Alloyed Ltd, a ‘digital manufacturing expert’, has announced that the CHAMPP (Casting-Hybrid-Additive-Manufacturing-Parts-Production) consortium, of which it is a part, has been awarded a significant grant to research, develop and test an innovative new hybrid production process that will address a number of the key limitations of additive manufacturing (AM) for the automotive sector — specifically electric vehicles (EVs).

The CHAMPP programme brings together a ‘critical mass’ of technical and market expertise with three key partners, namely Alloyed, Brunel University London’s BCAST, Gestamp and its affiliate Autotech.

With the EV market ‘projected to reach about 27 million units per year by 2030’, the automotive industry is constantly working on solutions to meet the challenges associated with heavy batteries and developing lighter components to achieve efficiency targets.

AM has long offered automotive designers and manufacturers the potential to overcome these challenges, but is currently still limited by the speed of the processes, maximum part size and a relatively high cost-per-part — generally, twice the cost of casting production methods.

The CHAMPP programme has been initiated to investigate a hybrid approach to the production of parts by considering the benefits of both casting and AM. The programme will combine the expertise of Alloyed in developing novel and innovative new alloys using its ‘Alloy by Design’ (ABD) platform for both casting and AM, as well as the capabilities of its ‘Engine’ platform for increasing AM performance, with the expertise of BCAST and Gestamp in their respective fields of casting research and the ‘world-class global manufacturing’ of automotive parts.

The vision is to combine the low cost-per-part capabilities of casting with the design and production flexibility of AM. In this way automotive manufacturers will be able to cast their standard components across multiple models, and subsequently use metal AM to customise those standard parts for specific variants at the volumes required.

To date, research in this area has mostly focused on steel materials. However, while steel remains a relatively low-cost material, the complex supply chains and/or costly new machines have been a barrier to large-scale hybridisation reaching the mainstream.
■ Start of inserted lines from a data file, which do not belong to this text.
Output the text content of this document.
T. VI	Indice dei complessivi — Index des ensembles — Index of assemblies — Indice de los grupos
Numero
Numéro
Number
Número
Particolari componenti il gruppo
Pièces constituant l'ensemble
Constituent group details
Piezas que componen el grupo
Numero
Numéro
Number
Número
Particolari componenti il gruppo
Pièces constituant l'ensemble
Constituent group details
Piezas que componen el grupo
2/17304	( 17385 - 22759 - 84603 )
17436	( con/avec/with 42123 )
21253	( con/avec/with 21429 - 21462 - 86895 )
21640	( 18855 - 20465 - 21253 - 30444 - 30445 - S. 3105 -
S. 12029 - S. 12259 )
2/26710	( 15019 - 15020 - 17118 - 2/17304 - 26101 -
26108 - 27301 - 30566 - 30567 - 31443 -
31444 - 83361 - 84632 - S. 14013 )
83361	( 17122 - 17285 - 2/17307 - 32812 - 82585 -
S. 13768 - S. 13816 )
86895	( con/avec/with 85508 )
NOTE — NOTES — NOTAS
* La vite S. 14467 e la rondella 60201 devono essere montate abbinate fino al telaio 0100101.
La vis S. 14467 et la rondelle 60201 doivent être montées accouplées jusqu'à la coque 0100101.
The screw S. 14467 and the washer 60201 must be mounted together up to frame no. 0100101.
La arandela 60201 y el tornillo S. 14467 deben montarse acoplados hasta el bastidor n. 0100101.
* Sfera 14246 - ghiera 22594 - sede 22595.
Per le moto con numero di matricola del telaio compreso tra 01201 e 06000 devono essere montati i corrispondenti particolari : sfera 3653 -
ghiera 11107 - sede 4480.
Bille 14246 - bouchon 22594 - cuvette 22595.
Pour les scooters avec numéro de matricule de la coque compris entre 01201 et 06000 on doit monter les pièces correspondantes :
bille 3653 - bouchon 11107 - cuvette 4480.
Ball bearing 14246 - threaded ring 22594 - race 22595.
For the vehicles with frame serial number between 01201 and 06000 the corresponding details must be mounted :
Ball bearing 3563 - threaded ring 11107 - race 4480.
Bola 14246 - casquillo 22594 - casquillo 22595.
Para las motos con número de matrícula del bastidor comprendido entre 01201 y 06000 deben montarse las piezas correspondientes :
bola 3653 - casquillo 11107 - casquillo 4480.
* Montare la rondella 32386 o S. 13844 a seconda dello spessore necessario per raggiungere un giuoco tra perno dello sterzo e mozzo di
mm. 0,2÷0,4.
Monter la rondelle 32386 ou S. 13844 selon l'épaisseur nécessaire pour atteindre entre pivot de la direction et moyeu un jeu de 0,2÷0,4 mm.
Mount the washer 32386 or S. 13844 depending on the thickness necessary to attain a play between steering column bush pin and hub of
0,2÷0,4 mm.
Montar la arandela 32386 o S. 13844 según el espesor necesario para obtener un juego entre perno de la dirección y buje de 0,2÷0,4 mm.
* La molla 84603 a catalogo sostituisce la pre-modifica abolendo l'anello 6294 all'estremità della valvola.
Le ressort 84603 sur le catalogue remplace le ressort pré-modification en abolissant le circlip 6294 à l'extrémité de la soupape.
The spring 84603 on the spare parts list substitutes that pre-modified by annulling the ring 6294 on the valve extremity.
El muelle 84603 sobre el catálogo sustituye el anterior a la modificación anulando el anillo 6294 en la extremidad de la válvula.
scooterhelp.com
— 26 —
Moreover, research on hybridisation using aluminium (or its alloys) has been limited by traditional cast/wrought alloys which, when used with AM processes, result in poor mechanical performance.

Similarly, current aluminium alloy AM powders are generally not suited for automotive production applications, as they are costly and result in poorer mechanical properties with many defects.

The CHAMPP project aims to build on the consortium's prior alloy and hybridisation research to develop and test new aluminium alloys that better suited to future automotive needs.

The focus will be on developing alloys that can first be cast and then subsequently built on to produce custom/complex features using AM techniques with a compatible alloy that maintains mechanical properties and performance.